Artikel 611c De dwangsom, eenmaal verbeurd, komt ten volle toe aan de partij die de veroordeling heeft verkregen. Deze partij kan de dwangsom ten uitvoer leggen krachtens de titel waarbij zij is vastgesteld.

Artikel 611d 1 De rechter die een dwangsom heeft opgelegd, kan op vordering van de veroordeelde de dwangsom opheffen, de looptijd ervan opschorten gedurende de door hem te bepalen termijn of de dwangsom verminderen in geval van blijvende of tijdelijke, gehele of gedeeltelijke onmogelijkheid voor de veroordeelde om aan de hoofdveroordeling te voldoen.
2 Voor zover de dwangsom verbeurd was voordat de onmogelijkheid intrad, kan de rechter haar niet opheffen of verminderen.

Artikel 611e 1 De dwangsom kan gedurende het faillissement van de veroordeelde niet worden verbeurd.
2 Dwangsommen die vóór de faillietverklaring verbeurd zijn, worden in het passief van het faillissement niet toegelaten.
3 Het eerste en tweede lid zijn van overeenkomstige toepassing in de schuldsaneringsregeling natuurlijke personen, met dien verstande dat dwangsommen tijdens de toepassing van de schuldsaneringsregeling kunnen worden opgelegd en verbeurd ter zake van vorderingen ten aanzien waarvan de schuldsaneringsregeling niet werkt.

Artikel 611f 1 Na overlijden van de veroordeelde wordt een dwangsom die op een bepaald bedrag per tijdseenheid is vastgesteld, niet verder verbeurd, maar de vóór het overlijden verbeurde dwangsommen blijven verschuldigd.
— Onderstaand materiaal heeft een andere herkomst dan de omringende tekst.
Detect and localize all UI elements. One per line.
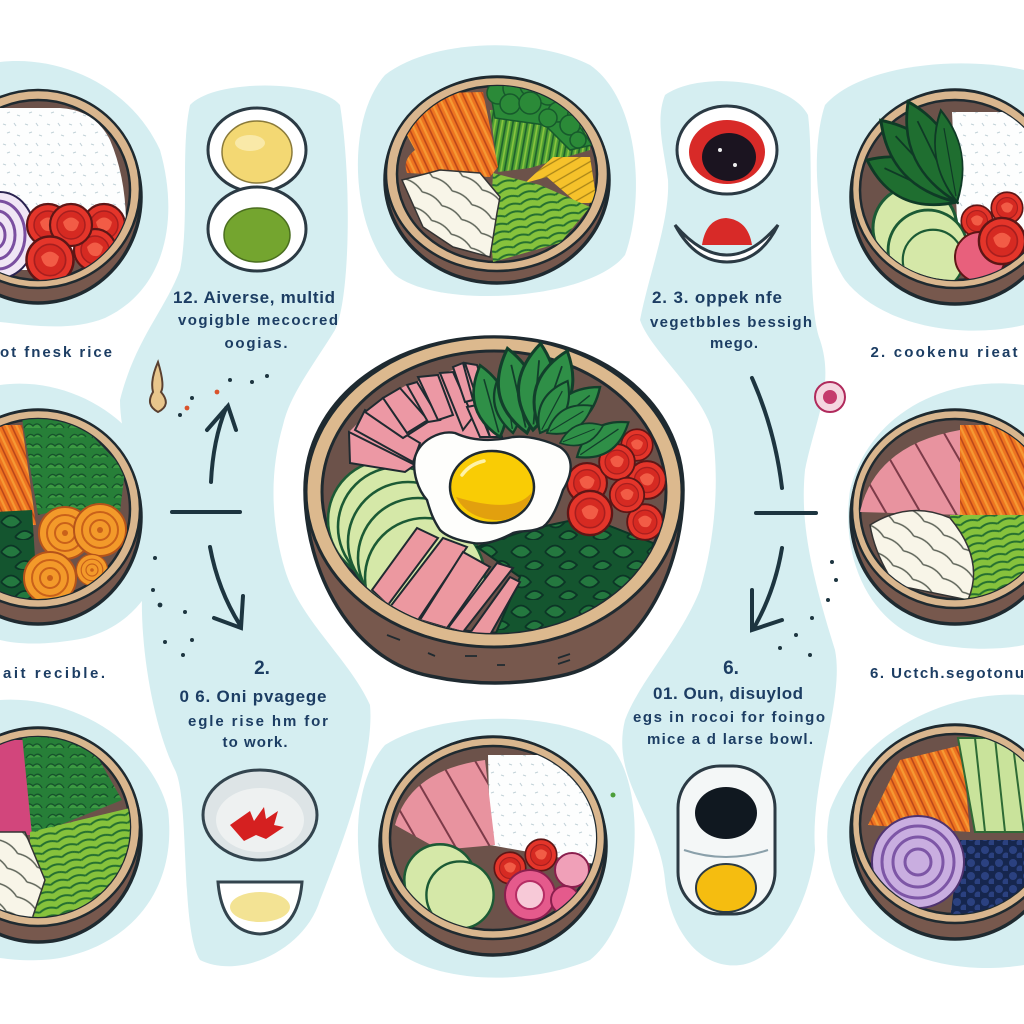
ham [395, 760, 495, 850]
yellow strips [525, 157, 597, 203]
cabbage [402, 170, 500, 257]
cucumber sticks [958, 738, 1024, 832]
text block: step 2.3: 2. 3. oppek nfe [652, 288, 782, 307]
carrots [403, 92, 498, 177]
bowl: ham, rice, cucumber, radish (bottom centre) [380, 737, 606, 955]
text block: step 2: 0 6. Oni pvagege [180, 687, 326, 706]
tomatoes [567, 429, 666, 540]
bowl body [305, 337, 683, 683]
tomatoes and radish [494, 839, 589, 920]
text block: step 2: 2. [254, 658, 270, 679]
small dish: red threads [203, 770, 317, 860]
text block: step 6: mice a d larse bowl. [647, 731, 813, 748]
divider [756, 511, 816, 515]
purple onion [872, 816, 964, 908]
label: middle right bowl: 6. Uctch.segotonu [870, 665, 1024, 682]
dark spinach [0, 510, 35, 599]
text block: step 12: oogias. [224, 335, 288, 352]
bowl: rice and tomatoes (top left) [0, 90, 141, 303]
tomatoes [26, 204, 125, 284]
cabbage [0, 832, 45, 925]
text block: step 12 [173, 288, 338, 352]
bowl: carrot, cucumber, onion, berries (bottom right) [851, 725, 1024, 939]
rice [0, 108, 126, 270]
right flow marks [610, 378, 845, 798]
small dish: cream sauce [218, 882, 302, 934]
text block: step 12: 12. Aiverse, multid [173, 288, 335, 307]
cucumbers [328, 460, 485, 638]
scattered dots [778, 560, 838, 657]
sprouts [490, 173, 590, 262]
carrots [0, 425, 36, 525]
broccoli [486, 86, 592, 151]
text block: step 2.3 [650, 288, 812, 352]
text block: step 2.3: vegetbbles bessigh [650, 314, 812, 331]
orange spirals [24, 504, 126, 604]
label: middle left bowl: ait recible. [3, 665, 105, 682]
text block: step 12: vogigble mecocred [178, 312, 338, 329]
text block: step 2: egle rise hm for [188, 713, 328, 730]
scattered dots [151, 374, 269, 657]
cucumbers [872, 192, 966, 280]
rice [488, 755, 600, 865]
pink radish [0, 740, 32, 835]
herb stems [490, 110, 590, 172]
left flow marks [150, 362, 269, 657]
purple onion [0, 192, 35, 278]
arrow up [207, 406, 236, 482]
text block: step 6: 01. Oun, disuylod [653, 684, 803, 703]
small dish: dark red sauce [677, 106, 777, 194]
herbs [22, 418, 125, 515]
rice [952, 112, 1024, 240]
carrots [960, 425, 1024, 515]
tomatoes [955, 192, 1024, 282]
text block: step 2.3: mego. [710, 335, 758, 352]
main bowl: bibimbap with fried egg [305, 337, 683, 683]
label: top left bowl: ot fnesk rice [0, 344, 112, 361]
carrots [868, 745, 970, 832]
arrow down [752, 548, 782, 630]
cucumbers [404, 844, 494, 929]
spinach leaves [859, 93, 974, 220]
ham top [349, 363, 502, 472]
bowl: spinach, rice, cucumber (top right) [851, 90, 1024, 304]
sprouts [950, 515, 1024, 599]
spinach leaves [465, 342, 636, 468]
small spoon with tomato [675, 218, 778, 262]
bottom ham [372, 528, 520, 635]
bowl: mixed vegetables (top centre) [385, 73, 609, 283]
divider [172, 510, 240, 514]
text block: step 2 [180, 658, 328, 751]
berries [950, 840, 1024, 920]
dark spinach [477, 517, 653, 640]
bowl: greens and cabbage (bottom left) [0, 728, 141, 942]
text block: step 6 [633, 658, 825, 748]
bowl: vegetables (middle left) [0, 410, 141, 624]
fried egg [414, 432, 571, 543]
herbs [22, 735, 122, 835]
cabbage [870, 510, 974, 600]
sprouts [30, 808, 130, 920]
divided dish: soy sauce and yolk [678, 766, 775, 914]
curved line [752, 378, 782, 488]
small radish icon [815, 382, 845, 412]
label: top right bowl: 2. cookenu rieat [870, 344, 1018, 361]
text block: step 6: 6. [723, 658, 739, 679]
ham [860, 430, 965, 515]
bowl: ham and carrots (middle right) [851, 410, 1024, 624]
small dish: yellow sauce [208, 108, 306, 192]
rim ticks [387, 635, 570, 665]
text block: step 2: to work. [222, 734, 288, 751]
small dish: green sauce [208, 187, 306, 271]
text block: step 6: egs in rocoi for foingo [633, 709, 825, 726]
spoon icon [150, 362, 166, 412]
arrow down [210, 547, 243, 628]
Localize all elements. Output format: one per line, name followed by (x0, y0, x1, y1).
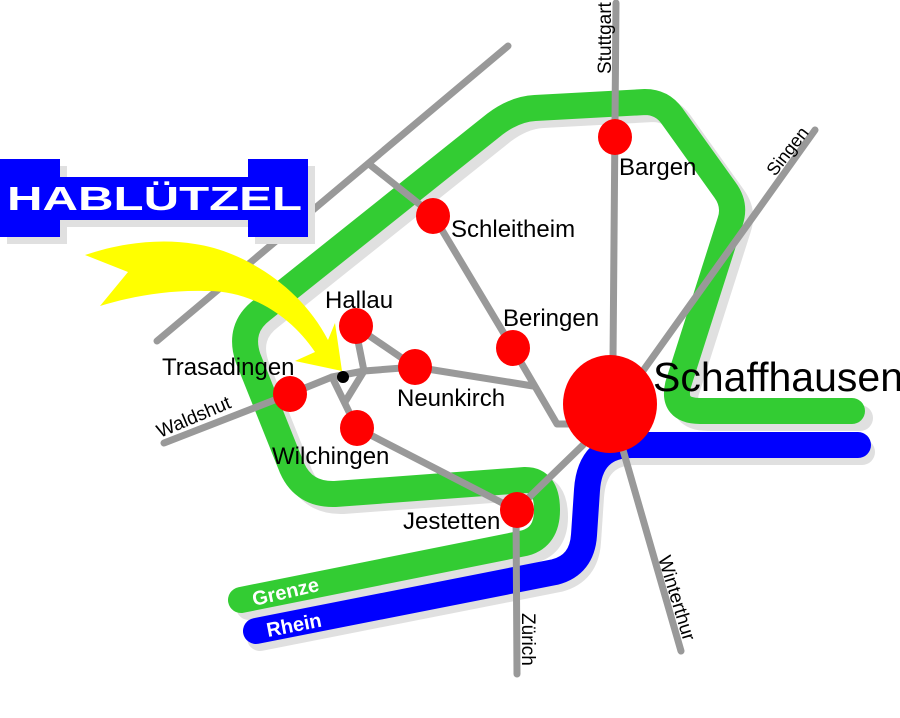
green border band: Grenze (241, 102, 852, 600)
band shadows (249, 109, 862, 638)
label: Stuttgart: Stuttgart (595, 1, 616, 74)
place labels: Neunkirch (397, 385, 505, 412)
label: Rhein: Rhein (265, 610, 323, 642)
blue river band: Rhein (256, 445, 858, 631)
logo: Hablützel (0, 159, 315, 244)
stations (273, 119, 657, 528)
label: Singen: Singen (762, 123, 813, 179)
label: Waldshut: Waldshut (154, 392, 235, 443)
place labels: Hallau (325, 287, 393, 314)
label: Schaffhausen: Schaffhausen (653, 354, 900, 400)
place labels: Jestetten (403, 508, 500, 535)
place labels: Trasadingen (162, 354, 295, 381)
place labels: Beringen (503, 305, 599, 332)
place labels: Bargen (619, 154, 696, 181)
place labels: Wilchingen (272, 443, 389, 470)
place labels (162, 154, 696, 535)
label: Zürich: Zürich (517, 613, 538, 666)
label: Winterthur: Winterthur (653, 553, 699, 644)
road network (157, 3, 815, 674)
junction dot (337, 371, 349, 383)
logo: Hablützel: HABLÜTZEL (7, 180, 302, 217)
yellow arrow (85, 241, 342, 371)
label: Grenze: Grenze (250, 574, 321, 611)
place labels: Schleitheim (451, 216, 575, 243)
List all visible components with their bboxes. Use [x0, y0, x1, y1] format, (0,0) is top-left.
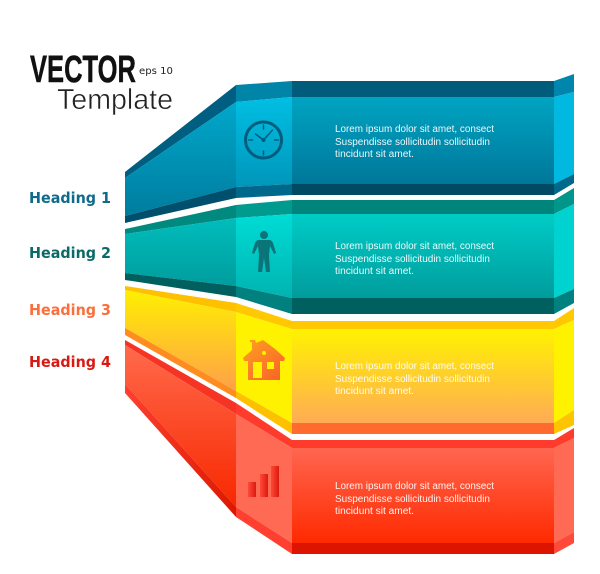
- title: VECTOR eps 10 Template: VECTOR: [30, 49, 136, 91]
- icon: clock: [246, 122, 282, 158]
- icon: person: [252, 231, 276, 272]
- body text 1: tincidunt sit amet.: [335, 149, 414, 160]
- body text 3: Suspendisse sollicitudin sollicitudin: [335, 374, 490, 385]
- panel: blue band 1: [125, 74, 574, 223]
- body text 2: tincidunt sit amet.: [335, 266, 414, 277]
- panel: yellow band 3: [125, 286, 574, 434]
- body text 2: Lorem ipsum dolor sit amet, consect: [335, 241, 494, 252]
- body text 4: Suspendisse sollicitudin sollicitudin: [335, 494, 490, 505]
- heading 3: Heading 3: [29, 301, 111, 319]
- title: VECTOR eps 10 Template: eps 10: [139, 66, 173, 77]
- body text 2: Suspendisse sollicitudin sollicitudin: [335, 254, 490, 265]
- body text 1: Lorem ipsum dolor sit amet, consect: [335, 124, 494, 135]
- body text 1: Suspendisse sollicitudin sollicitudin: [335, 137, 490, 148]
- panel: red band 4: [125, 340, 574, 554]
- title: VECTOR eps 10 Template: Template: [57, 84, 173, 116]
- title: VECTOR eps 10 Template: [30, 49, 173, 116]
- panel: teal band 2: [125, 188, 574, 314]
- icon: bar chart: [248, 466, 279, 497]
- body text 4: tincidunt sit amet.: [335, 506, 414, 517]
- heading 2: Heading 2: [29, 244, 111, 262]
- body text 4: Lorem ipsum dolor sit amet, consect: [335, 481, 494, 492]
- body text 3: Lorem ipsum dolor sit amet, consect: [335, 361, 494, 372]
- heading 1: Heading 1: [29, 189, 111, 207]
- icon: house: [243, 340, 285, 380]
- heading 4: Heading 4: [29, 353, 111, 371]
- body text 3: tincidunt sit amet.: [335, 386, 414, 397]
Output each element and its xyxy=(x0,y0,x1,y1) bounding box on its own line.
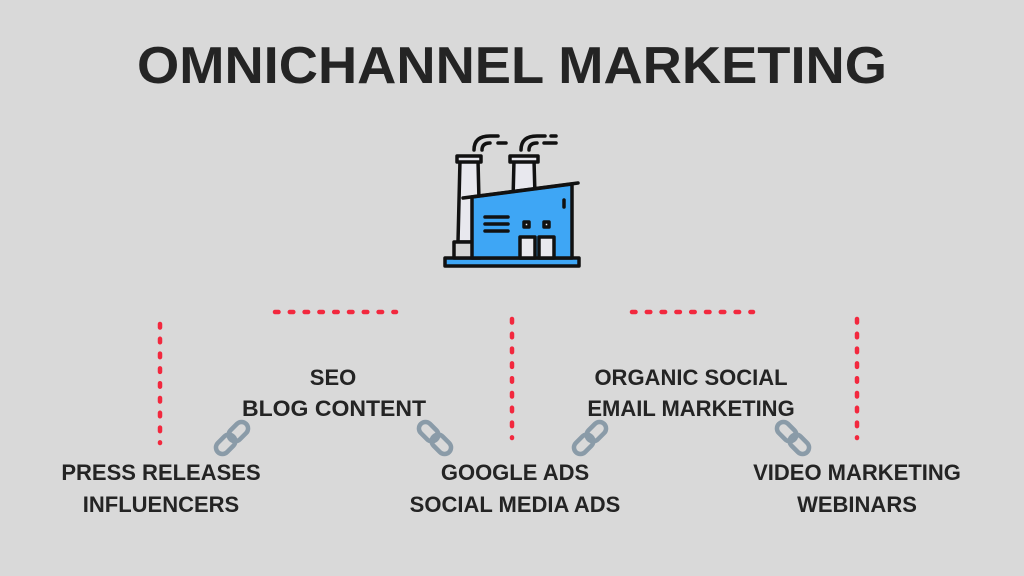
label: VIDEO MARKETING / WEBINARS xyxy=(753,460,961,517)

De dwangsom wordt door erfgenamen van de veroordeelde pas opnieuw verbeurd nadat de rechter die haar heeft opgelegd, aldus heeft beslist. De rechter kan het bedrag en de voorwaarden ervan wijzigen.
2 Andere dwangsommen kunnen, op vordering van de erfgenamen, door de rechter die ze heeft opgelegd, worden opgeheven of verminderd, hetzij blijvend hetzij tijdelijk, en, in voorkomend geval, met ingang van de dag waarop de veroordeelde overleden is.

Artikel 611g 1 Een dwangsom verjaart door verloop van zes maanden na de dag waarop zij verbeurd is.
2 De verjaring wordt geschorst door faillissement, toepassing van de schuldsaneringsregeling natuurlijke personen en ieder ander wettelijk beletsel voor tenuitvoerlegging van de dwangsom.
3 De verjaring wordt ook geschorst zolang degene die de veroordeling verkreeg met het verbeuren van de dwangsom redelijkerwijze niet bekend kon zijn.

Artikel 611h Voor de bepaling van de rechterlijke bevoegdheid en de vatbaarheid voor hoger beroep wordt geen rekening gehouden met de dwangsom.

Artikel 611i Onder rechter in deze afdeling worden mede scheidsmannen begrepen.